UHD BD(HDR)『ミッション:インポッシブル デッドレコニングPART ONE』の、薄暗い廃墟でトム・クルーズとIMFの若い男が出会う場面を観た。暗闇から主役のイーサン(トム・クルーズ)がふっと浮き上がる場面の描写がV800Rはじつに見事だ。しっかりと沈んだ黒、見えるか見えないかぎりぎりの暗部の階調表現、ともに絶妙でイーサンの顔の表情も精密に描く。V9Rは黒の黒らしさと暗部階調の描写でV800Rに劣ることはないが、イーサンの顔の表情の精密な描写でV800Rの勝ち、という印象だった。<Frame Adapt HDR>モード再生時において、V800Rのほうが解像感とノイズの少なさ、色乗りに優れるということだろう。

BD(SDR)の映画『Mr.ホームズ』を観てみよう。年老いたホームズ(イアン・マッケラン)が列車に乗って海辺の町に行く冒頭をV800Rで観たが、その精細感によって生み出される立体描写に「おっ!」となった。V9Rに比べて圧倒的に情報量が多いのである。イアン・マッケランの長い人生の襞が表された皺の深さ、昼光に照らされた美しい森の木々の描写の緻密さなど驚くべき描写力だ。

ここでの視聴では、パナソニックDMR-ZR1で4Kアップコンバートした映像をV800Rに入力し、本機で8K e-shiftした画質をチェックしたわけだが、このコンビネーションによる2Kブルーレイ映像は、家庭用プロジェクター史上最強だと思うと同時に、DLA-V900Rで観たらいったいどういうことになるんだろうとも思った。

ジャズを志す青年の熱血怒涛の物語を描いたアニメ映画『BLUE GIANT』のブルーレイ(SDR)を、新設された<ビビッド>モードで観てみたが、なるほどこのモードの画質はこの作品にピッタリだった。色がたっぷりと乗り、ピーク輝度がぐっと上がり、フラットな画調の<ナチュラル>モードなどに比べると、2次平面上に描き出されるキャラクターたちがいっそうイキイキと動き始めるのである。少し明かりを残した部屋でAPL(平均輝度レベル)の高いスポーツ番組を観るのにもうってつけだろう。

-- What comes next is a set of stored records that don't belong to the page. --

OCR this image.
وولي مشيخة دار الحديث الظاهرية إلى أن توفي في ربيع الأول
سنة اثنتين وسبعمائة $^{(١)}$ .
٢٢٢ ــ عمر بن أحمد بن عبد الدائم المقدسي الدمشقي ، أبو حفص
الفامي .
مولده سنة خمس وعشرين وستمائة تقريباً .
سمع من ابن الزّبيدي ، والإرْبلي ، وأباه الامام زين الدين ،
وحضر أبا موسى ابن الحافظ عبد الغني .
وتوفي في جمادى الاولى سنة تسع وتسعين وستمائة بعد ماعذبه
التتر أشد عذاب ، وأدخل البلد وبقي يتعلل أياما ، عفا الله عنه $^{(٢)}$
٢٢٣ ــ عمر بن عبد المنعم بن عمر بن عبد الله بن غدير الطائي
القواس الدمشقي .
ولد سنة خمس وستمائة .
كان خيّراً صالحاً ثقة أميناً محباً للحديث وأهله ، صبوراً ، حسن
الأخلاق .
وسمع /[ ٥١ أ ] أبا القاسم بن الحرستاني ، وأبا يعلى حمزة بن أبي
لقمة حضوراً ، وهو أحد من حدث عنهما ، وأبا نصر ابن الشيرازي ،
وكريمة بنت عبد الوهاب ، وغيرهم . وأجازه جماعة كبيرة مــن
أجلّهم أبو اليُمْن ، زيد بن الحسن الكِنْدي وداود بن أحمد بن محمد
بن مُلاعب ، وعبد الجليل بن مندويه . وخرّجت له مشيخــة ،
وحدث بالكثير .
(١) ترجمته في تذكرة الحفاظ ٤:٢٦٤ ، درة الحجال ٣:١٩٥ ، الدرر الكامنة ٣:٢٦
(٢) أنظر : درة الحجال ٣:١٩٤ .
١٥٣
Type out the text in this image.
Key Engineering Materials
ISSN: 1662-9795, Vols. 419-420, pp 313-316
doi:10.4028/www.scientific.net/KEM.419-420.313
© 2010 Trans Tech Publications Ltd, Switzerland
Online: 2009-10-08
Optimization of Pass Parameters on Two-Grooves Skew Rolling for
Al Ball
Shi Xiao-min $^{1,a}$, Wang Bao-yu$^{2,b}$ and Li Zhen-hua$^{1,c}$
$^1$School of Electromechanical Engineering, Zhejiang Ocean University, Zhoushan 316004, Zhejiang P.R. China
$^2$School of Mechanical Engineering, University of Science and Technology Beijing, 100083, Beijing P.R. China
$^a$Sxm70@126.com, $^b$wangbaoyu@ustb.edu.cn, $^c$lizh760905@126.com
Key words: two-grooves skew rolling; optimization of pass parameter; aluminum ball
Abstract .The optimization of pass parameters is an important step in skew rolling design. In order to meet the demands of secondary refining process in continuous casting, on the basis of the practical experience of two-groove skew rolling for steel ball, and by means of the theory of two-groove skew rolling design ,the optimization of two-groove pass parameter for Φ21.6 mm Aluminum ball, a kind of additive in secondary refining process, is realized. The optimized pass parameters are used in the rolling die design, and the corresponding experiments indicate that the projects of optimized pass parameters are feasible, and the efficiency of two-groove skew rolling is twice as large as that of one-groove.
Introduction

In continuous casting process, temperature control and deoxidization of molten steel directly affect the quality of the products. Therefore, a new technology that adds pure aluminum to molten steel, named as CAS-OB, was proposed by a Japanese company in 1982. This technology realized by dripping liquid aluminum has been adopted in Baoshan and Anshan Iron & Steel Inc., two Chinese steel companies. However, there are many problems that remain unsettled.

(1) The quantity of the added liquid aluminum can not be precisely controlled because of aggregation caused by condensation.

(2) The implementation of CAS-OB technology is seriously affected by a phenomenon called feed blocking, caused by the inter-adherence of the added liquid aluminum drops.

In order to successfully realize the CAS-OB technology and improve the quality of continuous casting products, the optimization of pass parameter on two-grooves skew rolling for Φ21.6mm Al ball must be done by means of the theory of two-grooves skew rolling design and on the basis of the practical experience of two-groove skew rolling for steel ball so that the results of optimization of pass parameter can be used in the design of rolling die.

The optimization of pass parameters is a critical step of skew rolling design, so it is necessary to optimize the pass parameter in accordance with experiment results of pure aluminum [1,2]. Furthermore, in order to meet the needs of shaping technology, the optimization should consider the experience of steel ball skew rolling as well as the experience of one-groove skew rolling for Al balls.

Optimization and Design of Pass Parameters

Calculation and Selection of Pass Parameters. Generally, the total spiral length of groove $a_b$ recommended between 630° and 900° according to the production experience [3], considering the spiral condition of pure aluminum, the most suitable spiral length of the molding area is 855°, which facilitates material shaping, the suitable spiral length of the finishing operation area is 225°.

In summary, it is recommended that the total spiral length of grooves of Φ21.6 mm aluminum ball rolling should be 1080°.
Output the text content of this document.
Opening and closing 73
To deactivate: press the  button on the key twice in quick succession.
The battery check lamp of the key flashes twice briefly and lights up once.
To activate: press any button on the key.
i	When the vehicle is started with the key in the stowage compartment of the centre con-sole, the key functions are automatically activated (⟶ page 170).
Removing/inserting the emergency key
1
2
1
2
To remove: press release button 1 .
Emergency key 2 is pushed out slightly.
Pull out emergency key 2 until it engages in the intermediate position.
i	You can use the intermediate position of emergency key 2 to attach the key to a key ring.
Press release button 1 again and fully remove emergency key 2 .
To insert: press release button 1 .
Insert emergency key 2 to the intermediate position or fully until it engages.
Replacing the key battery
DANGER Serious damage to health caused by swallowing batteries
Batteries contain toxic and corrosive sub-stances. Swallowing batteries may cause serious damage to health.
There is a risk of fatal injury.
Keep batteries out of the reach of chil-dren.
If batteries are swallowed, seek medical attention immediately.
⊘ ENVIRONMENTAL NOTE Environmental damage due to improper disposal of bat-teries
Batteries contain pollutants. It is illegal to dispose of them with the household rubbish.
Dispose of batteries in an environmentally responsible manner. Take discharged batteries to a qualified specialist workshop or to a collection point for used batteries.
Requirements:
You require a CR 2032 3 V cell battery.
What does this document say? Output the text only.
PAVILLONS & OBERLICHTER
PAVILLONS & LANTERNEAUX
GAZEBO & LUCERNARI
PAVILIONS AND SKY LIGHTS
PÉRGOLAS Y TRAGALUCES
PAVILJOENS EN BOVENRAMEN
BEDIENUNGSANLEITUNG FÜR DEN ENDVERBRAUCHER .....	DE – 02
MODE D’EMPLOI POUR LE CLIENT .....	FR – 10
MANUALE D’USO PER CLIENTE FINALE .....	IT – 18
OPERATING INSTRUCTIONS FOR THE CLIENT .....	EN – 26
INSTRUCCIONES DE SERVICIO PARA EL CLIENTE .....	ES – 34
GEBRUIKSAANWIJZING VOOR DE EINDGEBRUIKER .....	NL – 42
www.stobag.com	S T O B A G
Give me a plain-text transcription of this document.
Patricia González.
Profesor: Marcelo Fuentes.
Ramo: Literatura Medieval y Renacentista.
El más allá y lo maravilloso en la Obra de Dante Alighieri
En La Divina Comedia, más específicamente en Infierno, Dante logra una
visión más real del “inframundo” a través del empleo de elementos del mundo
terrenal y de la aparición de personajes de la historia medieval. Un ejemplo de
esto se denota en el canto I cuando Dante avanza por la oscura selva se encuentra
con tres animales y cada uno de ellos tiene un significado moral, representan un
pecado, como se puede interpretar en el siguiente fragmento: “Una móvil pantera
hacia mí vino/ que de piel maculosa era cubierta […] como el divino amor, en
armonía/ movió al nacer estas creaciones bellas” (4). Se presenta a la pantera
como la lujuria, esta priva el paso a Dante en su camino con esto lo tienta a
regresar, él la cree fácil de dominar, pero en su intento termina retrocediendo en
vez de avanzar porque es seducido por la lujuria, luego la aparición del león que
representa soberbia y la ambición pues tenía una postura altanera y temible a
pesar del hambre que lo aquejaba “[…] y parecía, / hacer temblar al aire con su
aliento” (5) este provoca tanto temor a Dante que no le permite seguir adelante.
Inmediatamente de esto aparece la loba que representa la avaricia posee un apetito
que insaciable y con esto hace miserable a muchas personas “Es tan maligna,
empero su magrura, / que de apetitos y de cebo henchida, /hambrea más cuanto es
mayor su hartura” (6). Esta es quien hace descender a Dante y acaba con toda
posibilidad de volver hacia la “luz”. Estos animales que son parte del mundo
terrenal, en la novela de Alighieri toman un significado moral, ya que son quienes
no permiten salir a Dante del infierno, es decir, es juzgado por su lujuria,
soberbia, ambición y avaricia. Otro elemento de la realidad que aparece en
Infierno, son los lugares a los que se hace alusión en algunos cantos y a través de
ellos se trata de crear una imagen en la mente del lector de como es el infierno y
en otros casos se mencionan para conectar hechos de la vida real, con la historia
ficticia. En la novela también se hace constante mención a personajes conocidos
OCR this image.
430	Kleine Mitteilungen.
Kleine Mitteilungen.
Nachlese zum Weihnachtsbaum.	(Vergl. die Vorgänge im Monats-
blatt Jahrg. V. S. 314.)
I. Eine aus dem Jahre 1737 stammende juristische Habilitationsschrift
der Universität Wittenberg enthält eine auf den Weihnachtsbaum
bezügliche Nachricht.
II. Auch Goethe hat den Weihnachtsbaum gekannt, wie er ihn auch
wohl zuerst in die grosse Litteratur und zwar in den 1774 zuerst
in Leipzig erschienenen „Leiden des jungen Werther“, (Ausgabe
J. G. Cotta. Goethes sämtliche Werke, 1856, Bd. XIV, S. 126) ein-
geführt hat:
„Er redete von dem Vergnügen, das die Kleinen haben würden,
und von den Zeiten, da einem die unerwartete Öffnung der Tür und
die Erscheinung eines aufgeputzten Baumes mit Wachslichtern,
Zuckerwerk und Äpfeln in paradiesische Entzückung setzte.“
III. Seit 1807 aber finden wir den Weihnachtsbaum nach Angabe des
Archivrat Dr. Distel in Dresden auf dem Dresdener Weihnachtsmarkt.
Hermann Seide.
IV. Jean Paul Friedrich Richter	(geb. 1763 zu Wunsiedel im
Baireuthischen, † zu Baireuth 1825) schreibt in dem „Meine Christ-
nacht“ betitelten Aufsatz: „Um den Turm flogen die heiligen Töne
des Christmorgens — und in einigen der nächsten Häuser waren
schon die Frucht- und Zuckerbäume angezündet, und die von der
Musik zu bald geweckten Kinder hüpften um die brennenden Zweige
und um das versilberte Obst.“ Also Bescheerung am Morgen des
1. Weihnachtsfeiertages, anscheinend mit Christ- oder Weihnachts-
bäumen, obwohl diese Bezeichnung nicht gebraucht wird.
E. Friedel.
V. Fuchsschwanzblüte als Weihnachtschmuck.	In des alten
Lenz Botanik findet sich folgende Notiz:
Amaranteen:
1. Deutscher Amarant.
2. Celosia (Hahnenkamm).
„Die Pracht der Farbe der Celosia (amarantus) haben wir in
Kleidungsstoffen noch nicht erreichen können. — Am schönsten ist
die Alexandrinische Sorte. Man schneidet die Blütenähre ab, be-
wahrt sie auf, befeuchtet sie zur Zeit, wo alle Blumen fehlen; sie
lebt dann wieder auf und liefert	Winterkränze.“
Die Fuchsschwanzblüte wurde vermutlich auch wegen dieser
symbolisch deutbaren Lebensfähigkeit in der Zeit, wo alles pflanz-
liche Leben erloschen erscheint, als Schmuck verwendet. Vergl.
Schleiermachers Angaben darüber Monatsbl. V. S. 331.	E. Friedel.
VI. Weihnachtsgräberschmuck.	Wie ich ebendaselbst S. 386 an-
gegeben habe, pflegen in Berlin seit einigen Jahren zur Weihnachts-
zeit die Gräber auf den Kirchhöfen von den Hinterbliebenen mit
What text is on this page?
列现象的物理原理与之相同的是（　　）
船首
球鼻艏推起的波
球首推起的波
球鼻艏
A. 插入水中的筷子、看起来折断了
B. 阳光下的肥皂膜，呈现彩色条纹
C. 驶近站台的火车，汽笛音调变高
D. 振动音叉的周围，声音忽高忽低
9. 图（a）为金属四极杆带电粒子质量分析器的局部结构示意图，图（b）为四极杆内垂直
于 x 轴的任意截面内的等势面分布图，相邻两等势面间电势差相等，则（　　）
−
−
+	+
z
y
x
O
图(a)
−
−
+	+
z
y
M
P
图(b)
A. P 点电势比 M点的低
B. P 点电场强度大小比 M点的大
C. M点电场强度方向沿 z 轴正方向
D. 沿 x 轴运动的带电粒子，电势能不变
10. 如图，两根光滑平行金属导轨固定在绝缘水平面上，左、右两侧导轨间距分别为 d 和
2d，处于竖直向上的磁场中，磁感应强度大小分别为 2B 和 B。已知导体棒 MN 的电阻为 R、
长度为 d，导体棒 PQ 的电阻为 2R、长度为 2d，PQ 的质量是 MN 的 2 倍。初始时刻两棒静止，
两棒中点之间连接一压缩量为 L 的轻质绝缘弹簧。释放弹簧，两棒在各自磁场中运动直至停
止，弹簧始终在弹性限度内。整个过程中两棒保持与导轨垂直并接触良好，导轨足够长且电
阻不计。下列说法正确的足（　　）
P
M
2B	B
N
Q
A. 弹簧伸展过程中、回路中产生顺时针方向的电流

というわけで、オーバーオールの画質性能において、V800Rは文句なしにすばらしいことがよくわかった。

しかしながら、先述した通りこの画質を目の当たりにすると、V900Rはいったいどこまでいくんだろうという気持ちにもなる。ん? 待てよ、ぼくのV9RのレンズをV800Rに取り付けてくれないかな? そうすればV900Rになるわけでしょ、どうですかビクター関係者のみなさん。